Is the coil you installed a true 12 volt coil? There is a difference, a true 12 volt coil will handle 14 volts. If its just a standard 12 volt coil, there only rated to run about 10 volts ie like the stock coil with points ignition. NAPA IC14SB, Autozone LU800, and BWD E40P are true 12 volt coils rated to handle 14 volts. I installed the NAPA with my electronic ignition and had to add a ballast resistor to keep the voltage at the coil down below 14 volts. My electronic ignition requires 4 amps or less or it will fry. Voltage/Ohms=Amps (14 volts divided by 3 ohm coil equals 4.66 amps and overheating coil). I ran an additional wire from the key just for the coil, to get steady voltage. I too, was having problems with coils overheating, and was seeing 13.5+ volts on the resistor wire. My coil is still mounted in the original spot on the engine, and I put the ballast resistor over by the reset button in one of the pre-drilled holes.
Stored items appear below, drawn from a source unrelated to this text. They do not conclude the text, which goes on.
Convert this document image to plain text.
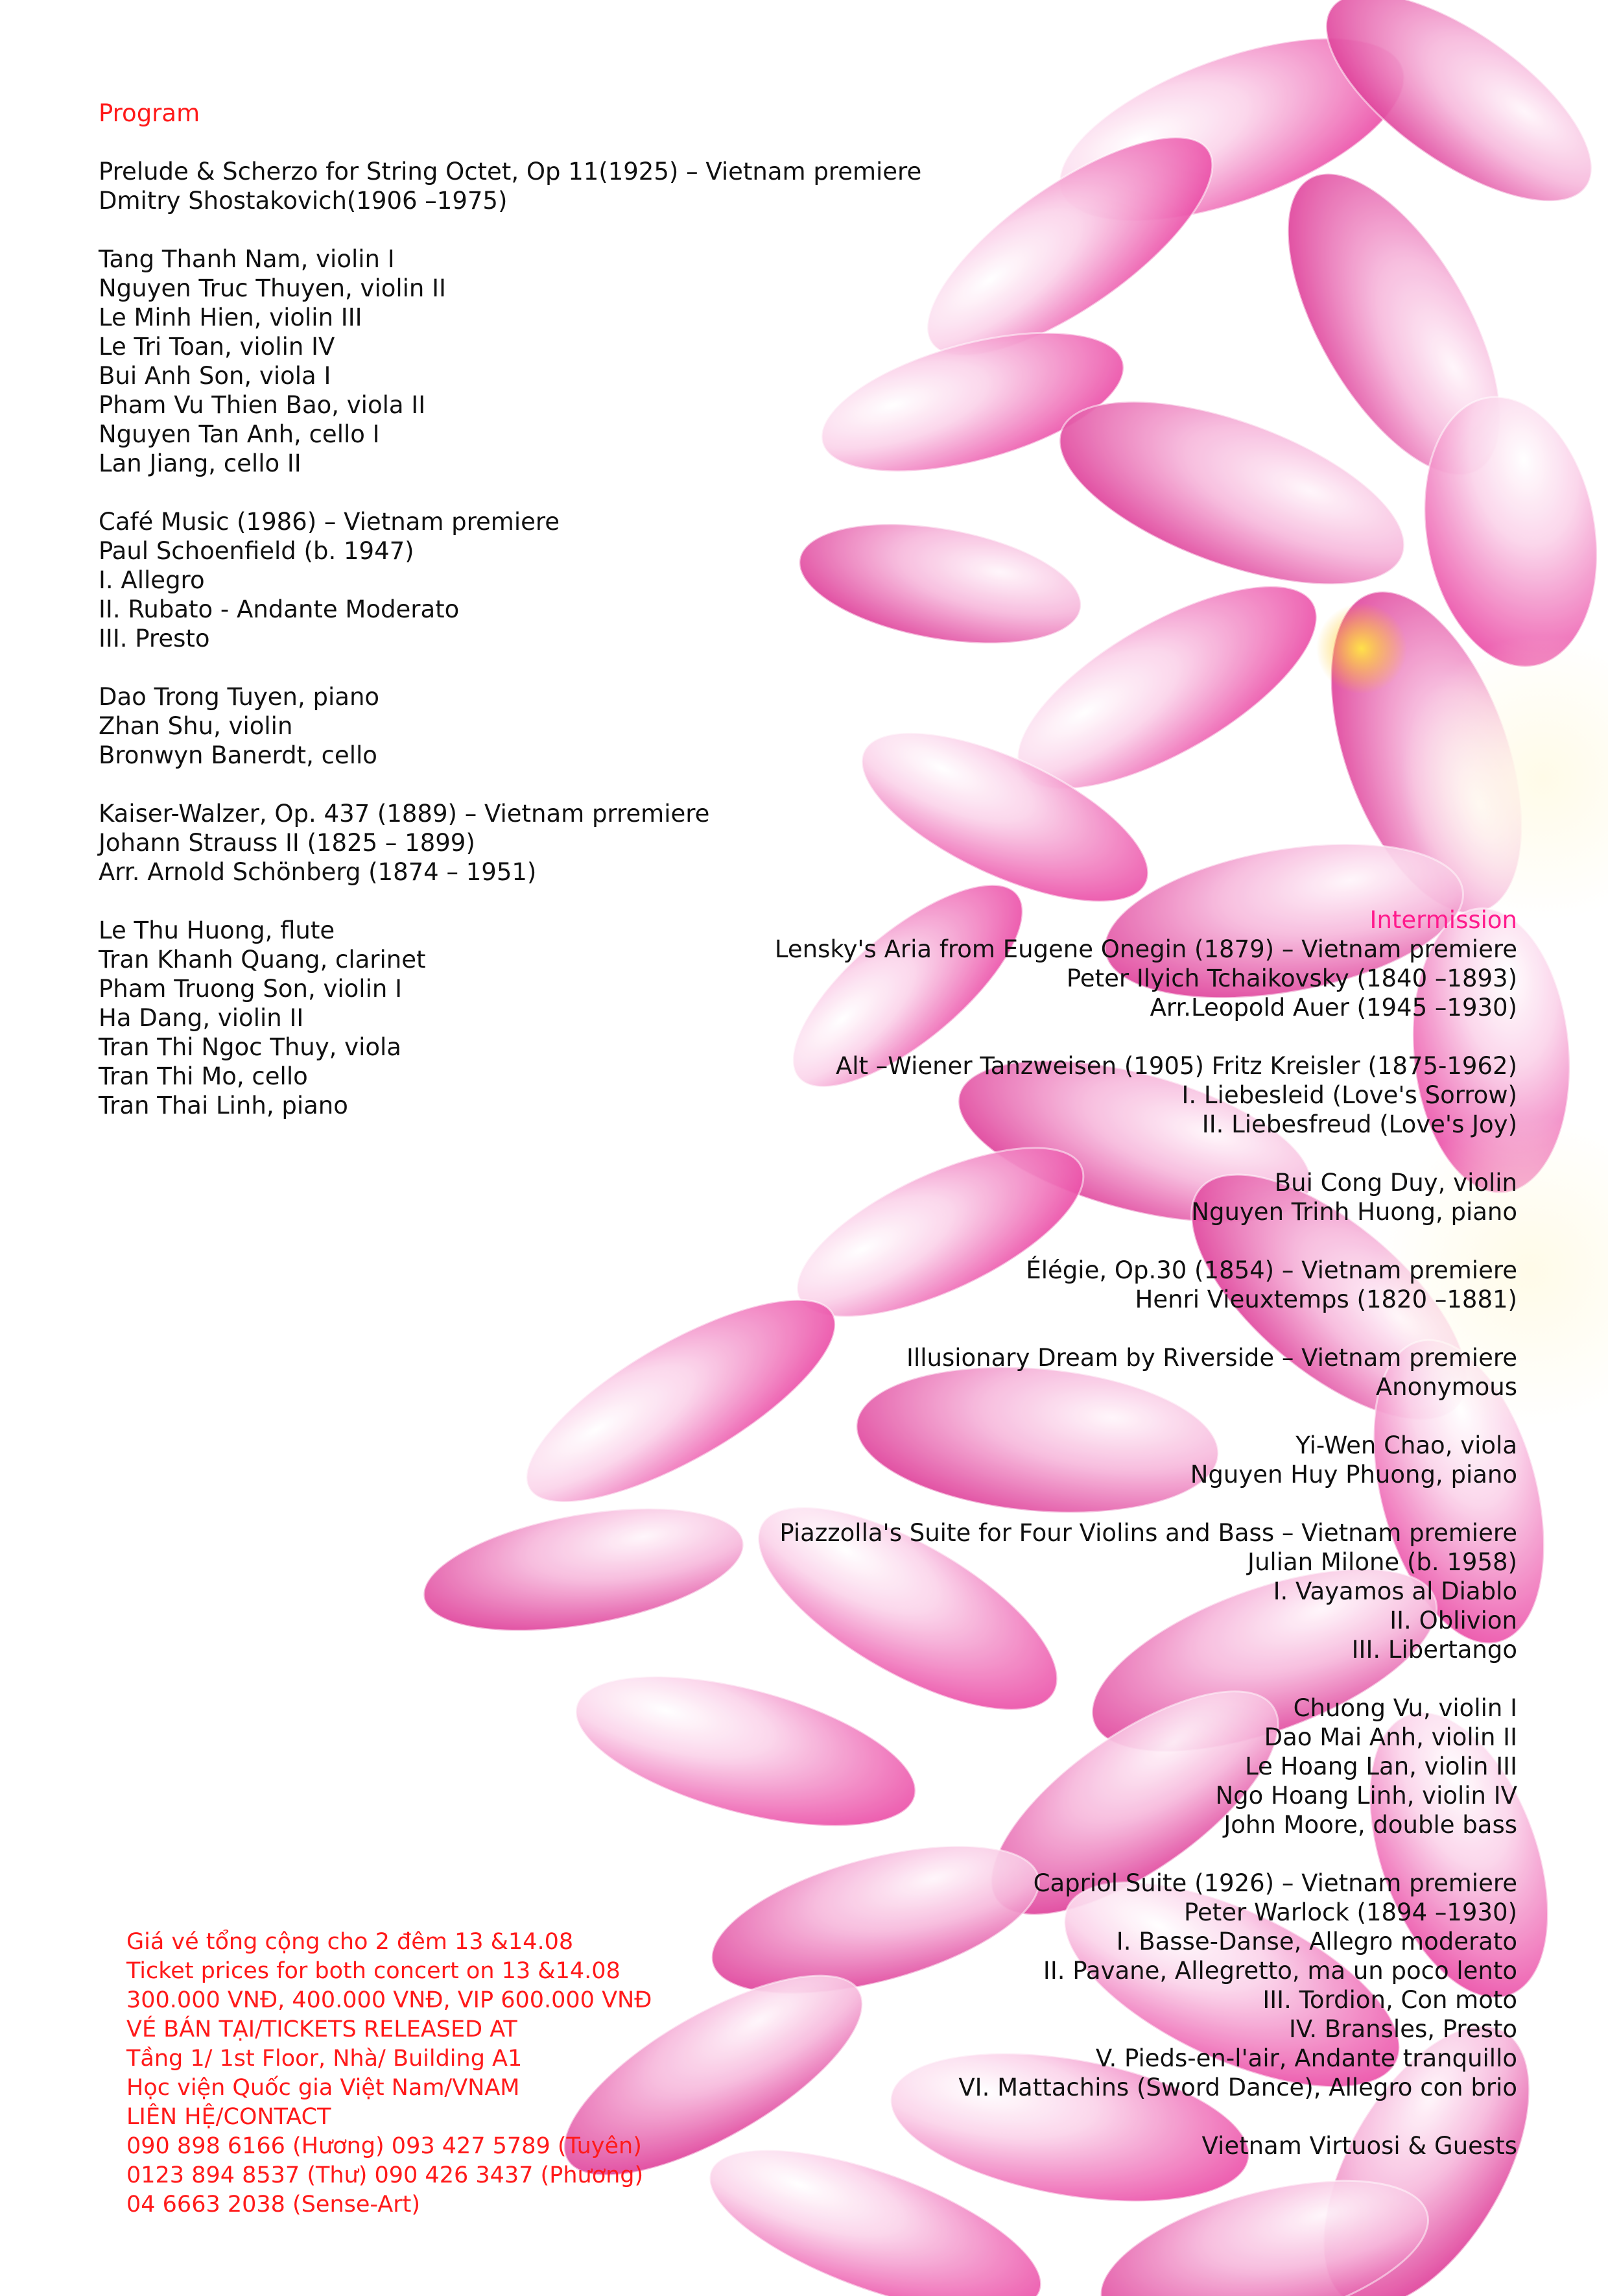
Program

Prelude & Scherzo for String Octet, Op 11(1925) – Vietnam premiere

Dmitry Shostakovich(1906 –1975)

Tang Thanh Nam, violin I

Nguyen Truc Thuyen, violin II

Le Minh Hien, violin III

Le Tri Toan, violin IV

Bui Anh Son, viola I

Pham Vu Thien Bao, viola II

Nguyen Tan Anh, cello I

Lan Jiang, cello II

Café Music (1986) – Vietnam premiere

Paul Schoenfield (b. 1947)

I. Allegro

II. Rubato - Andante Moderato

III. Presto

Dao Trong Tuyen, piano

Zhan Shu, violin

Bronwyn Banerdt, cello

Kaiser-Walzer, Op. 437 (1889) – Vietnam prremiere

Johann Strauss II (1825 – 1899)

Arr. Arnold Schönberg (1874 – 1951)

Le Thu Huong, flute

Tran Khanh Quang, clarinet

Pham Truong Son, violin I

Ha Dang, violin II

Tran Thi Ngoc Thuy, viola

Tran Thi Mo, cello

Tran Thai Linh, piano

Intermission

Lensky's Aria from Eugene Onegin (1879) – Vietnam premiere

Peter Ilyich Tchaikovsky (1840 –1893)

Arr.Leopold Auer (1945 –1930)

Alt –Wiener Tanzweisen (1905) Fritz Kreisler (1875-1962)

I. Liebesleid (Love's Sorrow)

II. Liebesfreud (Love's Joy)

Bui Cong Duy, violin

Nguyen Trinh Huong, piano

Élégie, Op.30 (1854) – Vietnam premiere

Henri Vieuxtemps (1820 –1881)

Illusionary Dream by Riverside – Vietnam premiere

Anonymous

Yi-Wen Chao, viola

Nguyen Huy Phuong, piano

Piazzolla's Suite for Four Violins and Bass – Vietnam premiere

Julian Milone (b. 1958)

I. Vayamos al Diablo

II. Oblivion

III. Libertango

Chuong Vu, violin I

Dao Mai Anh, violin II

Le Hoang Lan, violin III

Ngo Hoang Linh, violin IV

John Moore, double bass

Capriol Suite (1926) – Vietnam premiere

Peter Warlock (1894 –1930)

I. Basse-Danse, Allegro moderato

II. Pavane, Allegretto, ma un poco lento

III. Tordion, Con moto

IV. Bransles, Presto

V. Pieds-en-l'air, Andante tranquillo

VI. Mattachins (Sword Dance), Allegro con brio

Vietnam Virtuosi & Guests

Giá vé tổng cộng cho 2 đêm 13 &14.08

Ticket prices for both concert on 13 &14.08

300.000 VNĐ, 400.000 VNĐ, VIP 600.000 VNĐ

VÉ BÁN TẠI/TICKETS RELEASED AT

Tầng 1/ 1st Floor, Nhà/ Building A1

Học viện Quốc gia Việt Nam/VNAM

LIÊN HỆ/CONTACT

090 898 6166 (Hương) 093 427 5789 (Tuyên)

0123 894 8537 (Thư) 090 426 3437 (Phương)

04 6663 2038 (Sense-Art)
My boat would run for an hour, sometimes less and sometimes more, start to bog/miss and then only run at idle till it died.
If your getting 13.5 volts at the coil I would add a 1 ohm resister and go from there.
Your currently~ 13.5 Volts /3 ohms=4.5 Amps.
Add 1 amp resister 13.5 Volts /4 ohms=3.375 Amps. Even at 14.7 volts/4 ohms=3.675 Amps
I say add 1 ohm of resistance. And buy a new coil to put on it once you get it right. I wouldn't trust a coil once its been overheated. Its suspect to weakness in my book.